SOCAR's Valekh Aleskerov says Azerbaijan's parliament approved a proposed PSA for the country's first onshore exploration contract. The 410-sq mile Padar concession is about 60 miles southwest of Baku in the Kura River basin. The deal provides for Moncrief Oil International unit Kura Valley Development to explore for and develop hydrocarbons on the concession. The US company plans to carry out a $50 million exploration program over 3 years and will drill at least three exploration wells on a prospect the state postulates as capable of holding 100 million tonnes of oil. Operator Moncrief holds 80% stake in the project, SOCAR the remainder.

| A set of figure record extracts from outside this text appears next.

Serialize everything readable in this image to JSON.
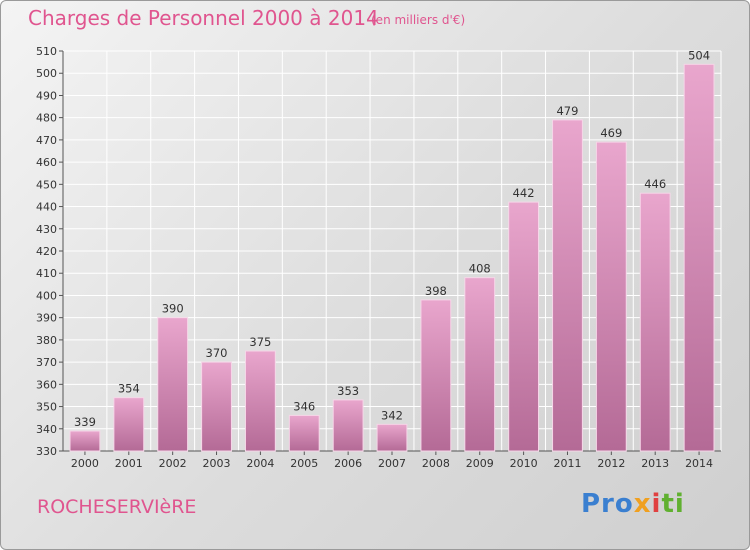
{
  "header": {
    "title": "Charges de Personnel 2000 à 2014",
    "subtitle": "(en milliers d'€)"
  },
  "footer": {
    "commune": "ROCHESERVIèRE",
    "logo_parts": [
      "Pro",
      "x",
      "i",
      "ti"
    ]
  },
  "colors": {
    "title": "#e0558f",
    "bar_top": "#e9a6cd",
    "bar_bottom": "#b46a96",
    "grid": "#ffffff",
    "axis": "#555555"
  },
  "chart_data": {
    "type": "bar",
    "title": "Charges de Personnel 2000 à 2014",
    "subtitle": "(en milliers d'€)",
    "xlabel": "",
    "ylabel": "",
    "categories": [
      "2000",
      "2001",
      "2002",
      "2003",
      "2004",
      "2005",
      "2006",
      "2007",
      "2008",
      "2009",
      "2010",
      "2011",
      "2012",
      "2013",
      "2014"
    ],
    "values": [
      339,
      354,
      390,
      370,
      375,
      346,
      353,
      342,
      398,
      408,
      442,
      479,
      469,
      446,
      504
    ],
    "ylim": [
      330,
      510
    ],
    "ytick_step": 10,
    "grid": true,
    "data_labels": true
  }
}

In development action, Petrobras and Halliburton signed more than $2.5 billion in contracts under which the firms will jointly develop Barracuda and Caratinga oil fields in the Campos basin off Brazil. Petrobras will act as operator of the deepwater fields, but Halliburton will perform the bulk of the work under the terms of the contracts. The firms announced early this year that they were nearing a formal agreement on the Barracuda-Caratinga project (OGJ, Feb. 7, 2000, p. 31). Work is to begin this month.

THE GULF OF MEXICO WILL GET ANOTHER PRODUCTION SPAR, under a contract that Vastar Resources let to Aker Maritime, for Horn Mountain field on Mississippi Canyon Block 127.

Aker Maritime's Houston office will head up the engineering, procurement, fabrication, and delivery of the spar hull and mooring system; the hull will be built at Aker Maritime's Finland yard.

Final project sanctioning is scheduled for the fourth quarter, with delivery of the 555-ft tall spar scheduled for second quarter 2002. It will be installed in 5,400 ft of water.